Fito-o demoradamente, não porque não possa fazer outra coisa,
mas porque isso é cômodo, ele parece palpitar com seu ar bíblico
mais ou menos trágico e seu perfil de Al Capone, talvez em
seu interior um mago brinque de encantar serpentes ou pássaros
e sopre um arco-íris de estrelas entoando canções de lavadeiras
se eu quebrar a casca, mas estou fraco para isso.

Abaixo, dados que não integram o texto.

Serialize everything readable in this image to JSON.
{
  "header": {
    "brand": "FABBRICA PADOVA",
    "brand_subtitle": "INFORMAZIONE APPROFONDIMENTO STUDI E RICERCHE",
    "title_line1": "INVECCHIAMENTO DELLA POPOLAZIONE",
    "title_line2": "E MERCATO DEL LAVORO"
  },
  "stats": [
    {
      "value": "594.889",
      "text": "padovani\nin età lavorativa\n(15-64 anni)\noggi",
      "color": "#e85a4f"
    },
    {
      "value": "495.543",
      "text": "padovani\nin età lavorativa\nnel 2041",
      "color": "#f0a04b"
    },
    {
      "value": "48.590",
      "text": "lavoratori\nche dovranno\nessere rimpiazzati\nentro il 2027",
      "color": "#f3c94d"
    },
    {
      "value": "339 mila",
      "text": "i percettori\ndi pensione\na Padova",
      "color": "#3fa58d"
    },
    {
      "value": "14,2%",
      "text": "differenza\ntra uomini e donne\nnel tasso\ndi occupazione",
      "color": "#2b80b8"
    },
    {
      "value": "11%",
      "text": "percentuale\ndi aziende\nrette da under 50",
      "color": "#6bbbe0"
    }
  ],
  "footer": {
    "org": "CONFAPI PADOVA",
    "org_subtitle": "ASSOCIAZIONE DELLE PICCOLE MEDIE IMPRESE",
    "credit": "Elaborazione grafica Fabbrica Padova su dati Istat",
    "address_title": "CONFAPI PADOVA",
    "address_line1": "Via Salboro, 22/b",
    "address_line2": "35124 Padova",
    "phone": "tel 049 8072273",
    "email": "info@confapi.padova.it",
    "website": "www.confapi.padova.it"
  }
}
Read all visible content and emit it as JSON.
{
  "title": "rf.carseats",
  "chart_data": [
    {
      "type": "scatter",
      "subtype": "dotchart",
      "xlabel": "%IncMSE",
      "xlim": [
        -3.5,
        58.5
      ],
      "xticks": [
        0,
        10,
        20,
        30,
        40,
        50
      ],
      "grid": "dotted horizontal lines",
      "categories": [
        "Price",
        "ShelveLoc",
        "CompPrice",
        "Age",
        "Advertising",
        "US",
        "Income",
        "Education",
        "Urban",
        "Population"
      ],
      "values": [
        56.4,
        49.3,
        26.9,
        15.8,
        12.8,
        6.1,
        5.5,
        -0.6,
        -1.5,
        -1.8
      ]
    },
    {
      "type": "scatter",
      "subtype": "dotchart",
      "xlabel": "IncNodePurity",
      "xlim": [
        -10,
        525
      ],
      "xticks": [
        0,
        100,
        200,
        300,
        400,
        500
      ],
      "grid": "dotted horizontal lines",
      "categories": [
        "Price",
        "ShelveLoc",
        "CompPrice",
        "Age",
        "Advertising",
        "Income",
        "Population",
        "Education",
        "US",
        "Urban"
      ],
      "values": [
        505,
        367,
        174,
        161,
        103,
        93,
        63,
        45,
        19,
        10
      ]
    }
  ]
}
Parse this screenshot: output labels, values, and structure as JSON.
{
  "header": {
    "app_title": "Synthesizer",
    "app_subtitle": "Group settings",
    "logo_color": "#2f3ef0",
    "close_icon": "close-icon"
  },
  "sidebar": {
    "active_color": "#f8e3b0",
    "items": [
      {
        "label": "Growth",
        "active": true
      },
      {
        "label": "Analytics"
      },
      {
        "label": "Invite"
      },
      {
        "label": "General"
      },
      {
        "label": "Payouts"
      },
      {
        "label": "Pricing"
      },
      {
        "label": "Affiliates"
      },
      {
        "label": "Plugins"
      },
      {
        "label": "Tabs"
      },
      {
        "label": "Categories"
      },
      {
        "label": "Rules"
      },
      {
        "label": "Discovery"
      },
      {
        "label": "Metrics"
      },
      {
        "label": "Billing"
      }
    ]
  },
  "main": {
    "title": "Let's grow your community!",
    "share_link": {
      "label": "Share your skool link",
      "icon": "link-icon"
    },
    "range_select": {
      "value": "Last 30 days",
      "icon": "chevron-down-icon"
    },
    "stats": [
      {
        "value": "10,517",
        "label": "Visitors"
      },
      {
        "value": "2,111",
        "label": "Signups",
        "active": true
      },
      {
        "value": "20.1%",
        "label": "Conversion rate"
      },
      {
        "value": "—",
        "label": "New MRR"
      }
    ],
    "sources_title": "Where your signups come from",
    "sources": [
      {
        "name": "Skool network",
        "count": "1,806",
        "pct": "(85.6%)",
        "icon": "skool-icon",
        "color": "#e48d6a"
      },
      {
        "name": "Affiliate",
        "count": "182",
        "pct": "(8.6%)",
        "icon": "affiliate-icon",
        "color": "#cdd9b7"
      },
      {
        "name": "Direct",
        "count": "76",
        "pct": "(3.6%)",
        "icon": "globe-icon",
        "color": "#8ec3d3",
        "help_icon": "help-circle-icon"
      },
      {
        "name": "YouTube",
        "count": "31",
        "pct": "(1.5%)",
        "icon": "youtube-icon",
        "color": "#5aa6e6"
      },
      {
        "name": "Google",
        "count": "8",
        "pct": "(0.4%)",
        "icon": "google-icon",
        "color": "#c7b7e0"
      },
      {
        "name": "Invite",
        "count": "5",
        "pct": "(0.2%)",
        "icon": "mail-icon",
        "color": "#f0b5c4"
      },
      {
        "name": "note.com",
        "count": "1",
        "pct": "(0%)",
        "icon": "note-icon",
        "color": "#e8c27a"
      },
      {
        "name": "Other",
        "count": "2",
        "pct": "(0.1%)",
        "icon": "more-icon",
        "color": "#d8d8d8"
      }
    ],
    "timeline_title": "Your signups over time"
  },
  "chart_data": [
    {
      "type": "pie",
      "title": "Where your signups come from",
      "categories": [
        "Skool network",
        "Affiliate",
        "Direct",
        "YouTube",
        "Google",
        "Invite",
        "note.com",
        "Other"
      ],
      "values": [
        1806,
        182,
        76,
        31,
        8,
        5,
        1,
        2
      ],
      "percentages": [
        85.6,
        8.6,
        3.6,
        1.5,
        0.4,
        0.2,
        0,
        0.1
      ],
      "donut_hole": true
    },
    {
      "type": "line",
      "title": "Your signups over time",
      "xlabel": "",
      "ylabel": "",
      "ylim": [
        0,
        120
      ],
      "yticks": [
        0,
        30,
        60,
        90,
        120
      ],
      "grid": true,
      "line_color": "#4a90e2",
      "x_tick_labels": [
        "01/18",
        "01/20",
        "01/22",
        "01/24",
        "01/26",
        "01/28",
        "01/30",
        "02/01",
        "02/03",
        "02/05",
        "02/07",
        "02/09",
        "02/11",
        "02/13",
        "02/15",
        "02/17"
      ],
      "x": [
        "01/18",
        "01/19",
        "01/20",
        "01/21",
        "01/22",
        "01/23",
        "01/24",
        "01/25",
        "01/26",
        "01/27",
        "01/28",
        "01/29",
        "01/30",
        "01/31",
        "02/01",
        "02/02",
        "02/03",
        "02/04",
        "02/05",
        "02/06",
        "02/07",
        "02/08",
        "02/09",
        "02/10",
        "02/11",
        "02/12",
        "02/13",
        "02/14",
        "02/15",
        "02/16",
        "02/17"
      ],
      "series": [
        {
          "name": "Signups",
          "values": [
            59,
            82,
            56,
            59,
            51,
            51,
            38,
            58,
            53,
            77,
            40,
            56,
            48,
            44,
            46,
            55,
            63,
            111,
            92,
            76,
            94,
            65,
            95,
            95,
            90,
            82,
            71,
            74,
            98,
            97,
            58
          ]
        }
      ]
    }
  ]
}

Parece que todas as coisas ignoradas estão fechadas e aprisionadas
num ovo que nunca encontramos. Ovo na geladeira ou embaixo
da galinha, aéreo e subterrâneo, na capela ou no bar da esquina,
o ovo está em toda parte, o ovo é o mundo, o ovo é dentro
da gente.
Fico amedrontado sem razão, ébrio de modorra ou sonolência,
parece que o ovo tragou sorrateiramente, mas não quero levantar-me
e dar a volta na mesa e ver se está escondendo um cigarro,
prefiro esperar para ver.
Colombo só chegou à América porque sempre carregava um ovo
cozido no bolso, muitas culturas arcaicas tinham-no por: O
primogênito, aquele que dava a forma correta ao tempo e espaço,
mas eu acabo vendo-o apenas parecido com um cara mais ou menos
frustrado, que não bebe cerveja, não ouve Beatles e talvez
fume escondido.
A vontade de fumar aumenta, chove mais forte, a preguiça também
aumenta, quase letargia, o ovo sempre na dele, sei que se
eu fosse até o quarto o ovo ficaria exatamente no seu lugar,
não me sacanearia desaparecendo ou transformando-se em cinzeiro,
lagartixa ou aspirina. Comovo-me com esse lado humano do ovo,
meus olhos marejam-se, quase subo para pegar o cigarro, mas
minha preguiça mentaliza a tempo, todas as campanhas antitabagismo
que conheço e me faz refletir um pouco sobre a incoerência
funcional das escadas.
Apoio os braços para economizar energias, o ovo não parece
isolado das coisas e do mundo na solidão da mesa, parece que
as coisas e o mundo se distanciaram dele, na solidão de fora,
da chuva, da noite. Fico pensando que se um cigarro girasse
velozmente, sem parar, não ficaria parecido com um ovo.
Os apaixonados deveriam presentear suas amadas com um ovo,
pensei até em um receituário: para os encontros noturnos o
ovo deve ter vaga-lumes amarrados em volta, para as indecisas
um poema de Camões na casca, para as castas um seio pintado
na ponta, em todas as outras situações uma dúzia de ovos fresquinhos,
isso comove qualquer um, sem contar que o ovo não vai sacaneá-las
também, quando apagarem a lâmpada para dormir, se aproveitando
disso para dançar balé de sombrinha ou tocar saxofone com
palito de fósforo.
Sinto um cigarro materializar-se entre meus dedos e a idéia
de levantar-me e subir a escada e atravessar o corredor e
girar a maçaneta e empurrar a porta, desmaterializá-lo. O
ovo é quase impossível, um instante substitui outro, o universo
incessantemente se mete numa série infinita de mudanças, mas
o ovo não muda, nem num átimo, nem em uma hora, nem em um
dia, ovo é reacionário, deve ter doença de convicções e verdades
eternas, só pode ser adepto de alguma seita fundamentalista.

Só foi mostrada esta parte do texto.